The above shown code block defines a simple C++ class called “Fib” consisting of three elements.

  1. a constructor which is called upon initialisation
  2. a public function that computes the Fibonacci numbers and
  3. a private vector that holds the memoization values

Hence this example shows how C++ classes can be used in connection with inline. The actual wrapper function just instantiates an object “f” of class “Fib” and invokes the public function to computed the Fibonacci numbers.

A call to this last function can be done the same way as any other R-function is called using

mfibRcpp(14)

[1] 233

A third solution - Iteration

No matter what, the recursive solution has drawbacks whether it is implemented in R or in C++. Those can only be addressed when using an iterative approach to compute the Fibonacci numbers. The following code block shows a solution in C++, again using the function cxxfunction() from package inline.

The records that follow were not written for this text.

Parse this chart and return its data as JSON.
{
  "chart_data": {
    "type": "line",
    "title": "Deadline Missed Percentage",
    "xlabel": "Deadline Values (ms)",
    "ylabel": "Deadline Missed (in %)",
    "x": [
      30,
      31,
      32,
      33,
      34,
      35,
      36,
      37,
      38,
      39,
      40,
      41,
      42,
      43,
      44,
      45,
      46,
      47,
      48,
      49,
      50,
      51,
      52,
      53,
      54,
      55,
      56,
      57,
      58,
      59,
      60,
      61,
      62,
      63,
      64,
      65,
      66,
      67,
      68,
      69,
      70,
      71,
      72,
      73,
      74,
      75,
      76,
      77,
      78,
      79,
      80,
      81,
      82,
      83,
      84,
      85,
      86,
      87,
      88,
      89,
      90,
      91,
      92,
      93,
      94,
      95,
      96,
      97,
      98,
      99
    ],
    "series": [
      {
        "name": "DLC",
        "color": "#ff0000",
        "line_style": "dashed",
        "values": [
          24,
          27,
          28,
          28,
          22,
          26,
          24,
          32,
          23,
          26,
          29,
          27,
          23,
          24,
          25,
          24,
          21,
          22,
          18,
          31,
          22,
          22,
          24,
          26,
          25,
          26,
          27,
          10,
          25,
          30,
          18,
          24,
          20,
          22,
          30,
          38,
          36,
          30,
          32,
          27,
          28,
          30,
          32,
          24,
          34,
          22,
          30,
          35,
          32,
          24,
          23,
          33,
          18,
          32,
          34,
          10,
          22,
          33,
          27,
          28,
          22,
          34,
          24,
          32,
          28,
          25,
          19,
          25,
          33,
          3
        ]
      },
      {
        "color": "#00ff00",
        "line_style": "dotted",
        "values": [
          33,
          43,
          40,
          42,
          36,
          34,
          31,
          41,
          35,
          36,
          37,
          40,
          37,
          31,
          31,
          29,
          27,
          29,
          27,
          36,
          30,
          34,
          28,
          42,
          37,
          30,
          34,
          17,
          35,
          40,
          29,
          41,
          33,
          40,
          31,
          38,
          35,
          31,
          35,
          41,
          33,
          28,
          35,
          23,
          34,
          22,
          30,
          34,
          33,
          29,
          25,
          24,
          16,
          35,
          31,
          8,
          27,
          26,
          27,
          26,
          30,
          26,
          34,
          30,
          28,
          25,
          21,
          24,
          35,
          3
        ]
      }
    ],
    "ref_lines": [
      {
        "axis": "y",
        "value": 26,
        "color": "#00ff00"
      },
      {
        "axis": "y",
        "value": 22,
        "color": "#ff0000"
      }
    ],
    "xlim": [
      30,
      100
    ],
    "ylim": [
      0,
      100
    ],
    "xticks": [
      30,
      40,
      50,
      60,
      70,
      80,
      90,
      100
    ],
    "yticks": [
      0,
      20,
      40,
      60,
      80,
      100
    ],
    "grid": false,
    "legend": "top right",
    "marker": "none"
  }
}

## linear / iterative solution
fibRcppIter <- inline::cxxfunction(signature(xs="int"),
                           plugin="Rcpp",
                           body='
  int n = Rcpp::as<int>(xs);
  double first = 0;
  double second = 1;
  double third = 0;
  for (int i=0; i<n; i++) {
    third = first + second;
    first = second;
    second = third; 
  }
  return Rcpp::wrap(first);
')

The above shown function definition shows that the iterative computation of the Fibonacci numbers can directly be implemented in the wrapper function (argument body of inline::cxxfunction()). No further includes are required here, hence the argument includes is missing in the above shown definition of fibRcppIter(). This last solution is bound to be the fastest, as loops in C++ are certainly faster than recursions. A rather quick and dirty comparison shows the following results

nFibNum <- 30
system.time(fibR(nFibNum))

user system elapsed 0 0 0

system.time(fibRcppIter(nFibNum))

user system elapsed 0 0 0

A second example

The second example taken from Eddelbuettel (2013) considers so called vector autoregressive processes (VAR). The simplest case of a two-dimensional VAR of order one can be specified as

\[\mathbf{x}_t = A \mathbf{x}_{t-1} + \mathbf{u}_t\]

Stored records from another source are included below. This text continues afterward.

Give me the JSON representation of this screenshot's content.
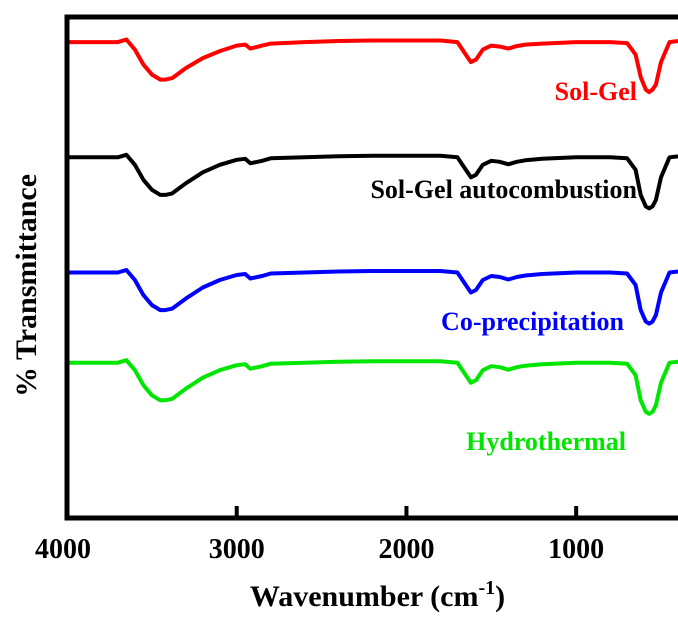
{
  "chart_data": {
    "type": "line",
    "xlabel": "Wavenumber (cm",
    "xlabel_sup": "-1",
    "xlabel_close": ")",
    "ylabel": "% Transmittance",
    "xlim": [
      4000,
      400
    ],
    "x_reversed": true,
    "xticks": [
      4000,
      3000,
      2000,
      1000
    ],
    "xtick_labels": [
      "4000",
      "3000",
      "2000",
      "1000"
    ],
    "ylim": [
      0,
      100
    ],
    "y_ticks_shown": false,
    "grid": false,
    "legend": "inline labels",
    "x": [
      4000,
      3800,
      3700,
      3650,
      3600,
      3550,
      3500,
      3450,
      3420,
      3380,
      3300,
      3200,
      3100,
      3000,
      2950,
      2920,
      2850,
      2800,
      2600,
      2400,
      2200,
      2000,
      1800,
      1700,
      1650,
      1620,
      1590,
      1550,
      1500,
      1450,
      1400,
      1380,
      1350,
      1300,
      1200,
      1000,
      900,
      800,
      700,
      650,
      620,
      590,
      570,
      550,
      530,
      500,
      450,
      400
    ],
    "series": [
      {
        "name": "Sol-Gel",
        "color": "#ff0000",
        "values": [
          95,
          95,
          95,
          95.5,
          93.5,
          90.5,
          88.5,
          87.5,
          87.5,
          87.8,
          89.8,
          91.8,
          93.2,
          94.3,
          94.5,
          93.7,
          94.3,
          94.7,
          95,
          95.2,
          95.3,
          95.3,
          95.3,
          95,
          92.5,
          91,
          91.5,
          93.5,
          94.3,
          94.1,
          93.7,
          93.9,
          94.2,
          94.5,
          94.7,
          95,
          95,
          95,
          94.8,
          92.5,
          88,
          85.5,
          85,
          85.5,
          86.5,
          91,
          95,
          95.2
        ]
      },
      {
        "name": "Sol-Gel autocombustion",
        "color": "#000000",
        "values": [
          72,
          72,
          72,
          72.5,
          70.5,
          67.5,
          65.5,
          64.5,
          64.5,
          64.8,
          66.8,
          69,
          70.5,
          71.5,
          71.7,
          70.8,
          71.3,
          71.8,
          72,
          72.2,
          72.3,
          72.3,
          72.3,
          72,
          69.5,
          68,
          68.5,
          70.5,
          71.3,
          71.1,
          70.6,
          70.8,
          71.1,
          71.4,
          71.7,
          72,
          72,
          72,
          71.8,
          69.5,
          64.5,
          62.2,
          61.8,
          62.2,
          63.5,
          68,
          72,
          72.2
        ]
      },
      {
        "name": "Co-precipitation",
        "color": "#0000ff",
        "values": [
          49,
          49,
          49,
          49.5,
          47.5,
          44.5,
          42.5,
          41.5,
          41.5,
          41.8,
          43.8,
          46,
          47.5,
          48.5,
          48.7,
          47.8,
          48.3,
          48.8,
          49,
          49.2,
          49.3,
          49.3,
          49.3,
          49,
          46.5,
          45,
          45.5,
          47.5,
          48.3,
          48.1,
          47.6,
          47.8,
          48.1,
          48.4,
          48.7,
          49,
          49,
          49,
          48.8,
          46.5,
          41.5,
          39.2,
          38.8,
          39.2,
          40.5,
          45,
          49,
          49.2
        ]
      },
      {
        "name": "Hydrothermal",
        "color": "#00e600",
        "values": [
          31,
          31,
          31,
          31.5,
          29.5,
          26.5,
          24.5,
          23.5,
          23.5,
          23.8,
          25.8,
          28,
          29.5,
          30.5,
          30.7,
          29.8,
          30.3,
          30.8,
          31,
          31.2,
          31.3,
          31.3,
          31.3,
          31,
          28.5,
          27,
          27.5,
          29.5,
          30.3,
          30.1,
          29.6,
          29.8,
          30.1,
          30.4,
          30.7,
          31,
          31,
          31,
          30.8,
          28.5,
          23.5,
          21.2,
          20.8,
          21.2,
          22.5,
          27,
          31,
          31.2
        ]
      }
    ]
  }
}
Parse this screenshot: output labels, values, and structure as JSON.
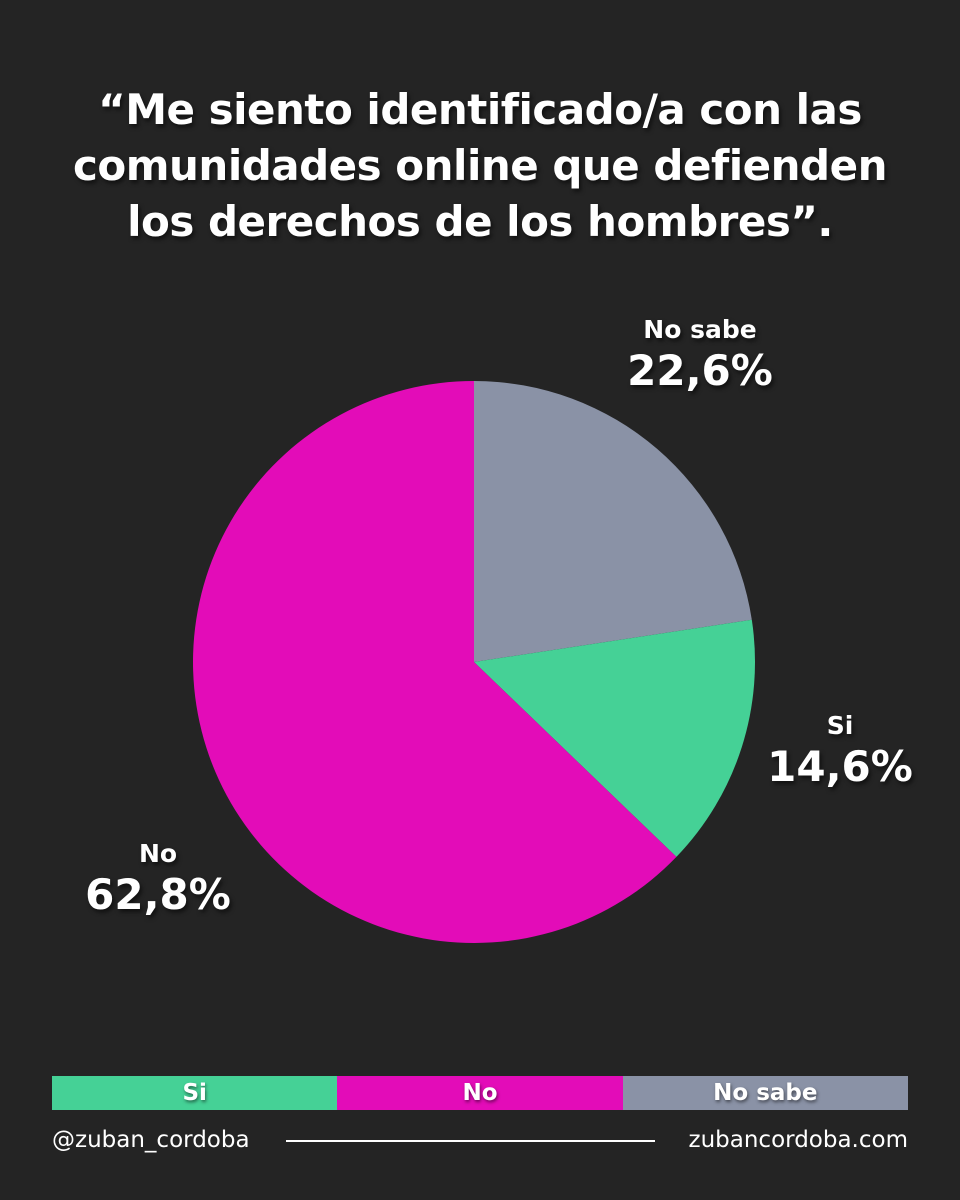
{
  "title_lines": [
    "“Me siento identificado/a con las",
    "comunidades online que defienden",
    "los derechos de los hombres”."
  ],
  "chart_data": {
    "type": "pie",
    "slices": [
      {
        "label": "No sabe",
        "value": 22.6,
        "display": "22,6%",
        "color": "#8a92a6"
      },
      {
        "label": "Si",
        "value": 14.6,
        "display": "14,6%",
        "color": "#45d196"
      },
      {
        "label": "No",
        "value": 62.8,
        "display": "62,8%",
        "color": "#e30cb8"
      }
    ],
    "start": "12 o'clock",
    "direction": "clockwise",
    "legend": {
      "position": "bottom",
      "items": [
        "Si",
        "No",
        "No sabe"
      ]
    }
  },
  "legend_colors": [
    "#45d196",
    "#e30cb8",
    "#8a92a6"
  ],
  "footer": {
    "handle": "@zuban_cordoba",
    "website": "zubancordoba.com"
  }
}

where \(\mathbf{x}_t\), \(\mathbf{x}_t\) and \(\mathbf{u}_t\) are all vectors of length two and \(A\) is a two by two matrix. Subscripts \(t\) and \(t-1\) stand for two consecutive time points.

A solution in R

VAR systems are usually studied by simulation. For that reason, suitable data has to be generated. Due to the interdependence of the elements in the VAR model, it cannot be vectorized in an easy way. As a result, we have to loop explicitly.

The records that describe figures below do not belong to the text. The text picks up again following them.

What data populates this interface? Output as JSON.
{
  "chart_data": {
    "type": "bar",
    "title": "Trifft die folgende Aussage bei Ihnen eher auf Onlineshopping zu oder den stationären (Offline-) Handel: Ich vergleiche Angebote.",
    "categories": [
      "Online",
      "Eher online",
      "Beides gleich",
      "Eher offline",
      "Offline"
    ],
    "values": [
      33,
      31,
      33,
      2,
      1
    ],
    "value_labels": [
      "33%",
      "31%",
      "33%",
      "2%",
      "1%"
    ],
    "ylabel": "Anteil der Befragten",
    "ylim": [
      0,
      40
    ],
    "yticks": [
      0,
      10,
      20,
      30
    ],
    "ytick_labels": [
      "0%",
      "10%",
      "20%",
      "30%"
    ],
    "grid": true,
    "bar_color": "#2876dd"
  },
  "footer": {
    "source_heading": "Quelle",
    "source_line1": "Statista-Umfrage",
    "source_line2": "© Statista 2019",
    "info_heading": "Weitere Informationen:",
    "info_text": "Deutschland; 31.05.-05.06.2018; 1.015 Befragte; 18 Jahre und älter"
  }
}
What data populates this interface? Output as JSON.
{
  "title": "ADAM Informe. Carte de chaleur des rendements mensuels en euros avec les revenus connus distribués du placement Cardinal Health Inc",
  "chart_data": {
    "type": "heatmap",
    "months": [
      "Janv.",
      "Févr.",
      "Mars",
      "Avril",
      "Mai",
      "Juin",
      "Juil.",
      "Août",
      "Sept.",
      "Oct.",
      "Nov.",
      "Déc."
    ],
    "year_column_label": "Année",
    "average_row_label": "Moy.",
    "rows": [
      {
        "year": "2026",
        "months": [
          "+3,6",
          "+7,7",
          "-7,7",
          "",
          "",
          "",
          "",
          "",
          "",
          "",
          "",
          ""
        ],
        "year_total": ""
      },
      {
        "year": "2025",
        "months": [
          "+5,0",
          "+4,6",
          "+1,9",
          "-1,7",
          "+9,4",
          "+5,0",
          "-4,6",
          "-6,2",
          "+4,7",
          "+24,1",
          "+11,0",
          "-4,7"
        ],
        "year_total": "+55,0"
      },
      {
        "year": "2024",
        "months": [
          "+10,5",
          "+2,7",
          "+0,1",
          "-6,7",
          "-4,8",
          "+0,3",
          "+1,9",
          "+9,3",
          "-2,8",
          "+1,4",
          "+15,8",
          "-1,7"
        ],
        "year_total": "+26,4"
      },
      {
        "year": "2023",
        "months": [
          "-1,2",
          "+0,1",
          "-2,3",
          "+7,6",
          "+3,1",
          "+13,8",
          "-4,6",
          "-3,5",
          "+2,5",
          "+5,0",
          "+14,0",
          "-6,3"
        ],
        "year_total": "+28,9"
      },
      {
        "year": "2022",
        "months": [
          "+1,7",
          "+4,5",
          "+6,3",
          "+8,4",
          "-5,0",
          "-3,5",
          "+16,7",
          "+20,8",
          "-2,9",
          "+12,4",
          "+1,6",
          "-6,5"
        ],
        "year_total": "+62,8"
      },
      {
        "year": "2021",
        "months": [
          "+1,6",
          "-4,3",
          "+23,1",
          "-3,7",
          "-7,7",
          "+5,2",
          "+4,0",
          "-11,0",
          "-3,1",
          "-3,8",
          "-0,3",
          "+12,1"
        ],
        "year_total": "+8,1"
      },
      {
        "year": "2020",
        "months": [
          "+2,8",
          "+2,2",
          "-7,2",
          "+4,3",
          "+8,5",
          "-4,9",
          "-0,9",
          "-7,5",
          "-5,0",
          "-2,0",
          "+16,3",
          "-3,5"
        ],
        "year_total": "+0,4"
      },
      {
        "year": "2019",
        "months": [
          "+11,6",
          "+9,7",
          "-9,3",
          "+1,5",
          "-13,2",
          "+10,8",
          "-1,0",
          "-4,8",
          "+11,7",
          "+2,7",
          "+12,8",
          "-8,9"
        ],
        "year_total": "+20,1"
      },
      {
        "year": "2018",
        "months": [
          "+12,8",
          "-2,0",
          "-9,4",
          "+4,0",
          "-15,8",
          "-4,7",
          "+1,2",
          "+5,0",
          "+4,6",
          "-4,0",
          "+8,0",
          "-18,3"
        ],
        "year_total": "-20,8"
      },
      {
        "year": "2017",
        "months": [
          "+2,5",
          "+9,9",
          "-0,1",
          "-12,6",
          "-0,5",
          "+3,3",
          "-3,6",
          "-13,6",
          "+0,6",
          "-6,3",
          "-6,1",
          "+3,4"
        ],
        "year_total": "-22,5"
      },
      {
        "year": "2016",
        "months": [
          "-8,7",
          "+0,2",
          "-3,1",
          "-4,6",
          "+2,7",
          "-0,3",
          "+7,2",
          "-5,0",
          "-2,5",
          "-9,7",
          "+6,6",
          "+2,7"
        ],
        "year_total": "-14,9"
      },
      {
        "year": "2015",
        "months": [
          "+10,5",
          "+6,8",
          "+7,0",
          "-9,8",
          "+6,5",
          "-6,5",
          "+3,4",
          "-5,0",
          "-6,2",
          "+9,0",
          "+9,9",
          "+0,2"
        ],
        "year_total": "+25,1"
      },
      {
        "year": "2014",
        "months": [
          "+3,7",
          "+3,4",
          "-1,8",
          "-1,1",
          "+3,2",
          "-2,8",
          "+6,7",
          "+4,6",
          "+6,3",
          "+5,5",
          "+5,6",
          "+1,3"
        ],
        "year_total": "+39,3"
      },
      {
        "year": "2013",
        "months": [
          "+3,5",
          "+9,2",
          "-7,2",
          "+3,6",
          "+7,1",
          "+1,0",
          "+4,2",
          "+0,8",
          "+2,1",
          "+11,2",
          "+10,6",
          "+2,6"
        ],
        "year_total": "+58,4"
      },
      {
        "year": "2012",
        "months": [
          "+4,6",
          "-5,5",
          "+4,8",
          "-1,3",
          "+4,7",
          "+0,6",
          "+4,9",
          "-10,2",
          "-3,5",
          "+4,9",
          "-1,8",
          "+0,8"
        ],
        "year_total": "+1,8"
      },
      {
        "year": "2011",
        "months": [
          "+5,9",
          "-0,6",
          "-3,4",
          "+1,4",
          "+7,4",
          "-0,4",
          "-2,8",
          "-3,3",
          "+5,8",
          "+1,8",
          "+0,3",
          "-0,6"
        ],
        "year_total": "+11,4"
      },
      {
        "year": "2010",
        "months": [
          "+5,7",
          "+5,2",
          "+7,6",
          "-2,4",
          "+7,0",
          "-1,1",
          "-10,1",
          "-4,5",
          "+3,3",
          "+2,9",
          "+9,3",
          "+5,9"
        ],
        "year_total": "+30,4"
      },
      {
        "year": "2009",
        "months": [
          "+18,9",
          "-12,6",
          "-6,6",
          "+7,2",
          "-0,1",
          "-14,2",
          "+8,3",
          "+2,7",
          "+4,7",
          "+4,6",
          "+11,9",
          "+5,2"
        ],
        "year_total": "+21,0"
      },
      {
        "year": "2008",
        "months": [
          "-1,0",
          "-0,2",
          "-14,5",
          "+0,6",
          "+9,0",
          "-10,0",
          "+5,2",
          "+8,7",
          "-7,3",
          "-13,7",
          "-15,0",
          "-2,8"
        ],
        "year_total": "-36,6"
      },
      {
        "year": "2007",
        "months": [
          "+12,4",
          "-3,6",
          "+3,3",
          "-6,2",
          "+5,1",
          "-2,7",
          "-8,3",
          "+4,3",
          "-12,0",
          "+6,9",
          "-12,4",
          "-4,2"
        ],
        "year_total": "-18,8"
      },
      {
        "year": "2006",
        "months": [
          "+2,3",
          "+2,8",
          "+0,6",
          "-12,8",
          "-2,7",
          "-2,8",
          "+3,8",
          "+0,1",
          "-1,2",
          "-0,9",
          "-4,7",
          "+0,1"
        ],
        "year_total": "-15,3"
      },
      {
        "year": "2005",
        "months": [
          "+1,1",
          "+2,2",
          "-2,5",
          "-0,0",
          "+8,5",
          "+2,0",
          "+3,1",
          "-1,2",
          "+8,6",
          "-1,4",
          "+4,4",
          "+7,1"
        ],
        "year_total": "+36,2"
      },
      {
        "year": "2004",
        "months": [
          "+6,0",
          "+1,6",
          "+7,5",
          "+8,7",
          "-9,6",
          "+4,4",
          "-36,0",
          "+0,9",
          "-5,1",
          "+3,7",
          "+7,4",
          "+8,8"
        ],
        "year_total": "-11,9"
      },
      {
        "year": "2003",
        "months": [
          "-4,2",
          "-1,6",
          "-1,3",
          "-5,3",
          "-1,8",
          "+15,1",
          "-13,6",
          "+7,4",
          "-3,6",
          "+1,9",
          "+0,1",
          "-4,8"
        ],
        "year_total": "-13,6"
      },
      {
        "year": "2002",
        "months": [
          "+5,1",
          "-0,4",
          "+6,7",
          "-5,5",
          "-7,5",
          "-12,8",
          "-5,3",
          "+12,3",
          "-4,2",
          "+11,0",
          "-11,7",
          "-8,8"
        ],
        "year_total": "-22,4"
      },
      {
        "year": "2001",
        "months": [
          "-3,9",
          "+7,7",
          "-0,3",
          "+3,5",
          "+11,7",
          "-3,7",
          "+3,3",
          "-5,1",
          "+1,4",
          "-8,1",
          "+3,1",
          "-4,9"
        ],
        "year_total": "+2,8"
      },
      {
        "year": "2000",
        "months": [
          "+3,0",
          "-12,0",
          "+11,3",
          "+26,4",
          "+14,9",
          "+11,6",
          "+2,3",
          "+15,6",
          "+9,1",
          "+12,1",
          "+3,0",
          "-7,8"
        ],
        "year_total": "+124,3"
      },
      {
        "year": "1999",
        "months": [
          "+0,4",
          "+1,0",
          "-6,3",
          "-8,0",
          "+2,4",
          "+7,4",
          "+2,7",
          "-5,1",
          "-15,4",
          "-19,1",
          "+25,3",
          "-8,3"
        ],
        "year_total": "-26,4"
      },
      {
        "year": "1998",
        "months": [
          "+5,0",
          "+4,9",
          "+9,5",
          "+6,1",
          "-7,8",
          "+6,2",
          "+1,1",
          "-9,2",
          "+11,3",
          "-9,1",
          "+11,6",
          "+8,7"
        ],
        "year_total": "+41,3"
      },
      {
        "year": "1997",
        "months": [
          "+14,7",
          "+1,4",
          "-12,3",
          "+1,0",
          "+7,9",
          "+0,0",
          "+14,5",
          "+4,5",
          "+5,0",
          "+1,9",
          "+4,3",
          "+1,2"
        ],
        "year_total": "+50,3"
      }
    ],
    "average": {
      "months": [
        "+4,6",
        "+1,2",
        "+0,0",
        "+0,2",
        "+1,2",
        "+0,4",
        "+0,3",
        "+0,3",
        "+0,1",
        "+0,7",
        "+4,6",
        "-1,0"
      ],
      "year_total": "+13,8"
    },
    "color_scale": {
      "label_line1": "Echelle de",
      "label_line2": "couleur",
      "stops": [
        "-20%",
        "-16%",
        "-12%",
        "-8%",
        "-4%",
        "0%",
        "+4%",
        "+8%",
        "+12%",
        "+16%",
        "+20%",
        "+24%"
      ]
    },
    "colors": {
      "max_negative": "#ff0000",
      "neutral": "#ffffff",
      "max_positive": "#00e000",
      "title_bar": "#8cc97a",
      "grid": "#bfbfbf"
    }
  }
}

## parameter and error terms used throughout
set.seed(9876)
a <- matrix(c(0.5,0.1,0.1,0.5),nrow=2)
u <- matrix(rnorm(10000),ncol=2)
## Let’s start with the R version
rSim <- function(coeff, errors) {
  simdata <- matrix(0, nrow(errors), ncol(errors))
  for (row in 2:nrow(errors)) {
    simdata[row,] = coeff %*% simdata[(row-1),] + errors[row,]
  }
  return(simdata)
}

rData <- rSim(a, u)
dim(rData)

[1] 5000 2

References

Eddelbuettel, Dirk. 2013. Seamless R and C++ Integration with Rcpp. New York: Springer.